Afrontar o evitar: ¿cómo sobrellevar conversaciones incómodas?
Discutir es sano y puede ayudarnos a sanar nuestras relaciones, si sabemos cómo hacerlo, defendiendo nuestros puntos de vista y respetando los ajenos, sin darle cabida a la agresividad, según explican los psicólogos
EFE
En otras ocasiones, tal vez haya comprobado que una situación aparentemente trivial como elegir qué serie veremos esta noche con nuestra pareja o familia puede generar una serie de roces y “tira y afloja” no exentos de cierta crispación .

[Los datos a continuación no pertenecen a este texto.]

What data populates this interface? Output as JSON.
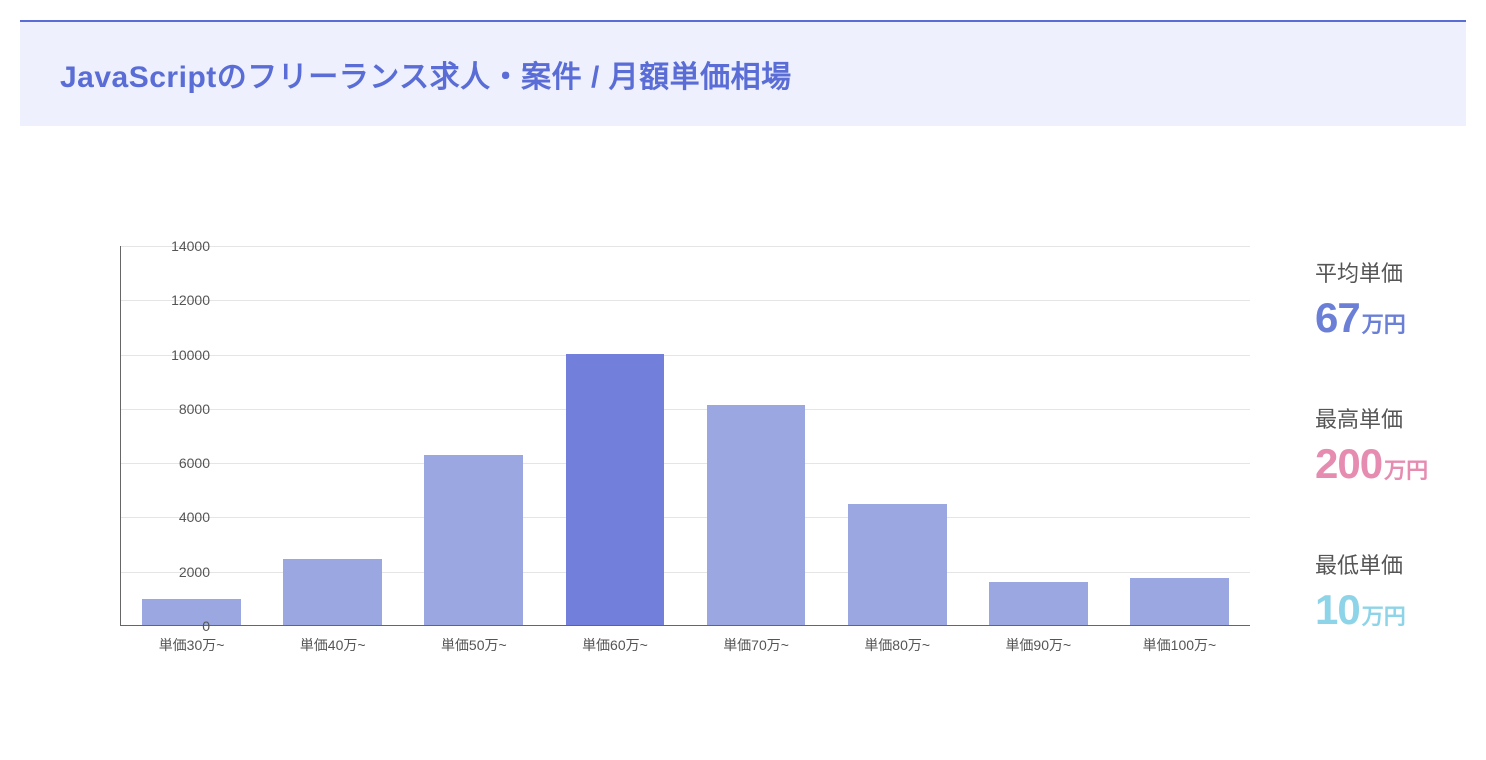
{
  "header": {
    "title": "JavaScriptのフリーランス求人・案件 / 月額単価相場",
    "title_color": "#5a6dd6",
    "title_fontsize": 30,
    "band_bg": "#eef1fd",
    "band_border_top": "#5a6dd6"
  },
  "chart": {
    "type": "bar",
    "ylim": [
      0,
      14000
    ],
    "ytick_step": 2000,
    "yticks": [
      0,
      2000,
      4000,
      6000,
      8000,
      10000,
      12000,
      14000
    ],
    "categories": [
      "単価30万~",
      "単価40万~",
      "単価50万~",
      "単価60万~",
      "単価70万~",
      "単価80万~",
      "単価90万~",
      "単価100万~"
    ],
    "values": [
      950,
      2450,
      6250,
      10000,
      8100,
      4450,
      1600,
      1750
    ],
    "bar_colors": [
      "#9ba7e0",
      "#9ba7e0",
      "#9ba7e0",
      "#7280dc",
      "#9ba7e0",
      "#9ba7e0",
      "#9ba7e0",
      "#9ba7e0"
    ],
    "grid_color": "#e5e5e5",
    "axis_color": "#666666",
    "background_color": "#ffffff",
    "tick_label_fontsize": 14,
    "tick_label_color": "#555555",
    "bar_width": 0.7
  },
  "stats": {
    "items": [
      {
        "label": "平均単価",
        "value": "67",
        "unit": "万円",
        "color": "#6b7fd7"
      },
      {
        "label": "最高単価",
        "value": "200",
        "unit": "万円",
        "color": "#e58cb0"
      },
      {
        "label": "最低単価",
        "value": "10",
        "unit": "万円",
        "color": "#8dd4e8"
      }
    ],
    "label_fontsize": 22,
    "label_color": "#555555",
    "value_fontsize": 42,
    "unit_fontsize": 22
  }
}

A veces, evitar una discusión tiene el efecto colateral de elevar la tensión latente entre nosotros y la persona que tenemos enfrente, igual que aumenta la presión dentro de una olla exprés.
Pero vivir tratando siempre de no discutir ni tener conflictos, puede ser contraproducente, según explica el psicólogo Juan Muñoz.
Aunque sigamos ‘pateando la lata’ (el problema) hacia adelante, volveremos a encontrarla tarde o temprano en nuestro camino, mientras que ‘la olla exprés’ (la tensión emocional acumulada) podría acabar por explotarnos en la cara.
Es preferible afrontar en vez de evitar
Para este psicólogo, “las conversaciones más complicadas son aquellas en las que podemos prever consecuencias más adversas, como por ejemplo una discusión salarial con nuestra jefa o una conversación incómoda en el ámbito de la pareja”.
Sin embargo, “la discusión se nos presenta más difícil cuanto más significativa sea para nosotras la persona con la que vamos a discutir”, reconoce.